Connecting Git and DVC

Design: André Henze, Berlin

With dvc stage, you can create individual processing stages, each of which is described by a source code file managed with Git, as well as other dependencies and output data. All stages together then form the DVC pipeline.

In our example dvc-example, the first stage is to split the data into training and test data:

$ uv run dvc stage add \
    -n prepare \
    -p prepare.seed,prepare.split \
    -d src/dvc_example/prepare.py -d data/data.xml \
    -o data/prepared \
    uv run python src/dvc_example/prepare.py data/data.xml
-n

specifies the name of the processing stage.

-p

specifies the parameters from the params.yaml file to be used for this stage.

See also

Parameterisation

-d

specifies dependencies for the reproducible command.

When dvc repro is called to reproduce the results next time, DVC checks these dependencies and decides whether they are up to date or need to be re-executed to obtain more recent results.

-o

specifies the output file or output directory.

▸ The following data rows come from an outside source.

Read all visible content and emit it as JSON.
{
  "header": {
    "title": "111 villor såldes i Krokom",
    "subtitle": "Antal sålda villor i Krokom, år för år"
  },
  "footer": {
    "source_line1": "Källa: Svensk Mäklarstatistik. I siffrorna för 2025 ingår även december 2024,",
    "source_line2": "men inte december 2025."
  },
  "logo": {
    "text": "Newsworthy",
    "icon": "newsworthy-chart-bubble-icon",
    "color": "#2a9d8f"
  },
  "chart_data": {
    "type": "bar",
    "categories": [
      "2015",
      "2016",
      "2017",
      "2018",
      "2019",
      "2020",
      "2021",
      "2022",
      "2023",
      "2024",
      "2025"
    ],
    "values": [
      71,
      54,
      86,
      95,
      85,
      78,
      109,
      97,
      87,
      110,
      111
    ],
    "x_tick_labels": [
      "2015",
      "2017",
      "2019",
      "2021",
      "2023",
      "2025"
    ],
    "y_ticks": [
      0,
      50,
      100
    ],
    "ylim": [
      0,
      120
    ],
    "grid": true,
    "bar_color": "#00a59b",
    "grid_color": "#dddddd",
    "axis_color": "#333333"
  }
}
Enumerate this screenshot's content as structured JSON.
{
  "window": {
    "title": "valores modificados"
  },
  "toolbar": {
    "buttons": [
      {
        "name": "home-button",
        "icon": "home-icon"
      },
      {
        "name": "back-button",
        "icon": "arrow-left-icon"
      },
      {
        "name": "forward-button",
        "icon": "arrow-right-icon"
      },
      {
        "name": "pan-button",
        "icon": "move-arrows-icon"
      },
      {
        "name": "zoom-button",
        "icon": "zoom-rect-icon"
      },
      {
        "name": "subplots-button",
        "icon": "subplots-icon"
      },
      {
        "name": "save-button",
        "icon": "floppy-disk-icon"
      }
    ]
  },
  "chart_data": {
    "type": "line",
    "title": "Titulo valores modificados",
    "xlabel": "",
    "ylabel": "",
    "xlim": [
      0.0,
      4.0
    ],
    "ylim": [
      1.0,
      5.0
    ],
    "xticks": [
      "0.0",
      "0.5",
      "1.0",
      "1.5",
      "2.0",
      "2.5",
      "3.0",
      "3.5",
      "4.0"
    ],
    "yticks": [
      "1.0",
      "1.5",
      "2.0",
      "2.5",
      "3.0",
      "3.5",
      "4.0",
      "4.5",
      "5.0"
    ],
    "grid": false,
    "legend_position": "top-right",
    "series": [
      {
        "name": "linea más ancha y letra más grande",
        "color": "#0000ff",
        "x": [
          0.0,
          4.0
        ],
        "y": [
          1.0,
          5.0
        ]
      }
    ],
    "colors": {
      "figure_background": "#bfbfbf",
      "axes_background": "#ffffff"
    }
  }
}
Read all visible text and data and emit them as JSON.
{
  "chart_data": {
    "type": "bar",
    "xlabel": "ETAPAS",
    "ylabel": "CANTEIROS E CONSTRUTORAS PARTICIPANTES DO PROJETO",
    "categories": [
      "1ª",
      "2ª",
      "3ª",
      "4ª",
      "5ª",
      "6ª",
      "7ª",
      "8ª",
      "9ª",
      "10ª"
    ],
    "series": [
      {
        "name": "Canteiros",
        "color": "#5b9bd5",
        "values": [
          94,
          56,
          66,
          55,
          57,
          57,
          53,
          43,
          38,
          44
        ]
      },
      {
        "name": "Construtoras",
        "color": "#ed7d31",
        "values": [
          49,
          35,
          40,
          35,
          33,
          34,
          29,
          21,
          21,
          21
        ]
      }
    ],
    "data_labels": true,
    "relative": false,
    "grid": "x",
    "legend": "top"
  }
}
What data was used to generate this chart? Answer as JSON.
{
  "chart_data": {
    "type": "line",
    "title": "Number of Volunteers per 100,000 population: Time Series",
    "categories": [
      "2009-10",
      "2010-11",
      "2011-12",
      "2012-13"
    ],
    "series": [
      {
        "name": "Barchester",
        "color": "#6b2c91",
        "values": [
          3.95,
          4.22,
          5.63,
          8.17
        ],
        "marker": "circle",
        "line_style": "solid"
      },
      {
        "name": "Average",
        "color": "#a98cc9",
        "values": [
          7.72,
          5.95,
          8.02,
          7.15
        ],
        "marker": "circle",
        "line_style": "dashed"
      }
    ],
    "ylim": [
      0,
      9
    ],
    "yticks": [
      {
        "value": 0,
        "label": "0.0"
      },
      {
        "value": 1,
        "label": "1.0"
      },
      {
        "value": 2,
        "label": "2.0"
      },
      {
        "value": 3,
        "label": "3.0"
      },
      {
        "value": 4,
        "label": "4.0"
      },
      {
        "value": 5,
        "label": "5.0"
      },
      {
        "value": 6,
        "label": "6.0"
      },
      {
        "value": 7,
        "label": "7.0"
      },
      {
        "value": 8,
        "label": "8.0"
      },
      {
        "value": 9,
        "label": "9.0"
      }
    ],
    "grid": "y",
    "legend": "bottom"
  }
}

The generated dvc.yaml file then looks like this:

stages:
  prepare:
    cmd: uv run python src/dvc_example/prepare.py data/data.xml
    deps:
    - data/data.xml
    - src/dvc_example/prepare.py
    params:
    - prepare.seed
    - prepare.split
    outs:
    - data/prepared

If you now call uv run dvc repro, the files test.tsv and train.tsv will be created in data/prepared, and dvc.lock will be written. The directory structure will then look like this:

├── .dvc
├── .dvcignore
├── .git
├── .gitignore
├── .pre-commit-config.yaml
├── .python-version
├── .venv
├── README.md
├── data
│   ├── .gitignore
│   ├── data.xml
│   ├── data.xml.dvc
│   └── prepared
│       ├── test.tsv
│       └── train.tsv
├── dvc.lock
├── dvc.yaml
├── params.yaml
├── pyproject.toml
├── src
│   └── dvc_example
│       ├── __init__.py
│       └── prepare.py
└── uv.lock

See also

dvc repro

The new and modified programme and configuration files should now be managed in Git:

$ git add data/.gitignore dvc.lock dvc.yaml src/dvc_example/prepare.py
$ git commit -m ':sparkles: Add prepare step'

Hint

DVC knows from the pipeline definition that the files in data/prepared were generated in the prepare stage. You can restore them at any time with uv run dvc repro or uv run dvc commit.